Interferon regulatory factor 2 binding protein 2 (IRF2BP2) suppresses the
innate inflammatory response of macrophages. A 9-nucleotide deletion (rs3045215) in the
3' untranslated region (3'-UTR) of human IRF2BP2
mRNA confers risk of
coronary artery disease (CAD) in the Ottawa Heart Genomics Study (OHGS). Here, we sought to identify regulatory mechanisms that may contribute to this risk. We tested how
lipopolysaccharides (LPS) affects IRF2BP2 expression in human THP-1 macrophages and primary aortic smooth muscle cells (HAoSMC) genotyped for the deletion allele. Both cell types are implicated in
coronary atherosclerosis.
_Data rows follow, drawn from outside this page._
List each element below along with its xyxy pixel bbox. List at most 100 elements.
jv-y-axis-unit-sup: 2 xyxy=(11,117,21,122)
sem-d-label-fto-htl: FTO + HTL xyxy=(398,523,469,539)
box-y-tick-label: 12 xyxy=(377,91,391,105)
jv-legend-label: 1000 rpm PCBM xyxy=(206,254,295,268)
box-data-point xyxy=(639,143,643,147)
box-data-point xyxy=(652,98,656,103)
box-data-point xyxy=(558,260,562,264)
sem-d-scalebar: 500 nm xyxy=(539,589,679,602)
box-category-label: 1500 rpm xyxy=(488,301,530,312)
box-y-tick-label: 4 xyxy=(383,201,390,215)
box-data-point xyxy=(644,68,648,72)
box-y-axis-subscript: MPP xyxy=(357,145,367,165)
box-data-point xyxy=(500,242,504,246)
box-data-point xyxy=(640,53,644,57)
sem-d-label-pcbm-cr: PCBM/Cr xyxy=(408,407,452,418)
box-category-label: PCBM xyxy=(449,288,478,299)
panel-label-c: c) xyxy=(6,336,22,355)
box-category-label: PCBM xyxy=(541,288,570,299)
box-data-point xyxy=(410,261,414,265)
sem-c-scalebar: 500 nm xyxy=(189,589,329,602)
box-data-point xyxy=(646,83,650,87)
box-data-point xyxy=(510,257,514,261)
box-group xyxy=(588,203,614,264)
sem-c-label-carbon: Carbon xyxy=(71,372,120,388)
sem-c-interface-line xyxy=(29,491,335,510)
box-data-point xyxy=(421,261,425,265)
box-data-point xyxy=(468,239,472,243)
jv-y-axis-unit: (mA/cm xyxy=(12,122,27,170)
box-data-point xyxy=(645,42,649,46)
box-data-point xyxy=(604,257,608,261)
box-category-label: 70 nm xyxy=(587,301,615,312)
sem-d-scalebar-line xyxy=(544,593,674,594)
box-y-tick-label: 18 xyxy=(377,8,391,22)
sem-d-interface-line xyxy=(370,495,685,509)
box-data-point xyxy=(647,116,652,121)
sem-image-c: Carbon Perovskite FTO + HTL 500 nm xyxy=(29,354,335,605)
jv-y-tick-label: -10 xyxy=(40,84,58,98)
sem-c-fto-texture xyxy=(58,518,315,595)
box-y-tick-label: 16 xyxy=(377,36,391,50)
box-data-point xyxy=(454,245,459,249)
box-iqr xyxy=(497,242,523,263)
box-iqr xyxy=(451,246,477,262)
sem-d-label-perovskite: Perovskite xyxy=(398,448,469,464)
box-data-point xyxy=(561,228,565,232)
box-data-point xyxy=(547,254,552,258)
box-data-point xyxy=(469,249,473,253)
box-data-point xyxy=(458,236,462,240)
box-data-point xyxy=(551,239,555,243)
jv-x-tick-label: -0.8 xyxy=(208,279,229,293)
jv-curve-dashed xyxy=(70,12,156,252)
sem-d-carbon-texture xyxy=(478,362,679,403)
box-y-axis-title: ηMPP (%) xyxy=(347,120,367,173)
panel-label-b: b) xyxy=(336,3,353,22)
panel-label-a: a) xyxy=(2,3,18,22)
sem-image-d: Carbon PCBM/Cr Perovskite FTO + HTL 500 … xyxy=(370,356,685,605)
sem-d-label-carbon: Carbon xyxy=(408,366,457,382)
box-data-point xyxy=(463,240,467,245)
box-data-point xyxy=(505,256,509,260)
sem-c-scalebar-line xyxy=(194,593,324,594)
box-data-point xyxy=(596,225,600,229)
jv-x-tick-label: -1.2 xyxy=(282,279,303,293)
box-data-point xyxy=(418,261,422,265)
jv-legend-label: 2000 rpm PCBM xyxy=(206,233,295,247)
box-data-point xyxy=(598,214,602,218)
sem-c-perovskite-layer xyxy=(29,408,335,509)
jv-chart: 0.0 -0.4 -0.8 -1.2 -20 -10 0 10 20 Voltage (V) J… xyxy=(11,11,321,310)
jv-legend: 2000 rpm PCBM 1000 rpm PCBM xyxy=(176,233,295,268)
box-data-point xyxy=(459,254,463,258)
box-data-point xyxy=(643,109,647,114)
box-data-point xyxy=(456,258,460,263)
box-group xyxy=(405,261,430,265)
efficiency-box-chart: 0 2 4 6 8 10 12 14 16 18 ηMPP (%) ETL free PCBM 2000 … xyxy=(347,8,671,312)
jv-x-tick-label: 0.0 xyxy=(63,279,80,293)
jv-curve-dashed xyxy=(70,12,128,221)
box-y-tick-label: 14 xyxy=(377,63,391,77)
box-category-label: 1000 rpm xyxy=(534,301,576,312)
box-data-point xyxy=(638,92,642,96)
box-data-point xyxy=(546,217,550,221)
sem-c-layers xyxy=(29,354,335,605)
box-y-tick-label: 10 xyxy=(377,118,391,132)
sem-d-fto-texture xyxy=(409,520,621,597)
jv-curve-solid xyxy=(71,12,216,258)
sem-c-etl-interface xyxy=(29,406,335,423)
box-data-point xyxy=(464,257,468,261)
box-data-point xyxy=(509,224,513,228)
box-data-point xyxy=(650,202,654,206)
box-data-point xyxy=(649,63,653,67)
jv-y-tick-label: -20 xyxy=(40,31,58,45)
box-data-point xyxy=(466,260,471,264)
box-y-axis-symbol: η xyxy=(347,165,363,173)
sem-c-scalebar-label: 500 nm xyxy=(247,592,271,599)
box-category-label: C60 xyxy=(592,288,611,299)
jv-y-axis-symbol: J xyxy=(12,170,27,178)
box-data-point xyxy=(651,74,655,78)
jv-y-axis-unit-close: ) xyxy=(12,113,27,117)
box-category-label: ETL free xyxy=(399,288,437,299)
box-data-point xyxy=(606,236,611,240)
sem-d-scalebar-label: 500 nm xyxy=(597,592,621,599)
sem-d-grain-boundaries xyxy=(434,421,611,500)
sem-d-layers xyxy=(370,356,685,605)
We also examined how the deletion affects interaction with
RNA binding proteins (RBPs) to regulate IRF2BP2 expression. LPS altered allele-specific binding of RBPs in
RNA gel shift assays with the THP-1 macrophage
protein extracts. The RBP ELAVL1 suppressed the expression of a
luciferase reporter carrying the
3'UTR of IRF2BP2 with the deletion allele. Other RBPs AUF1 or KHSRP did not confer such allele specific regulation. Since it is co-inherited with a risk variant for
osteoporosis, a condition tied to arterial calcification, we examined the association of the deletion allele with coronary artery calcification in individuals who had undergone computed tomography angiography in the OHGS. In 323 individuals with a minimal burden of
atherosclerosis (<30%
coronary stenosis) and 138 CAD cases (>50%
stenosis), Mendelian randomization revealed that the rs3045215 deletion allele significantly increased coronary artery calcification in men with minimal
coronary stenosis. Thus, not only does the rs3045215 deletion allele predict
atherosclerosis, but it also predisposes to early-onset calcification in men.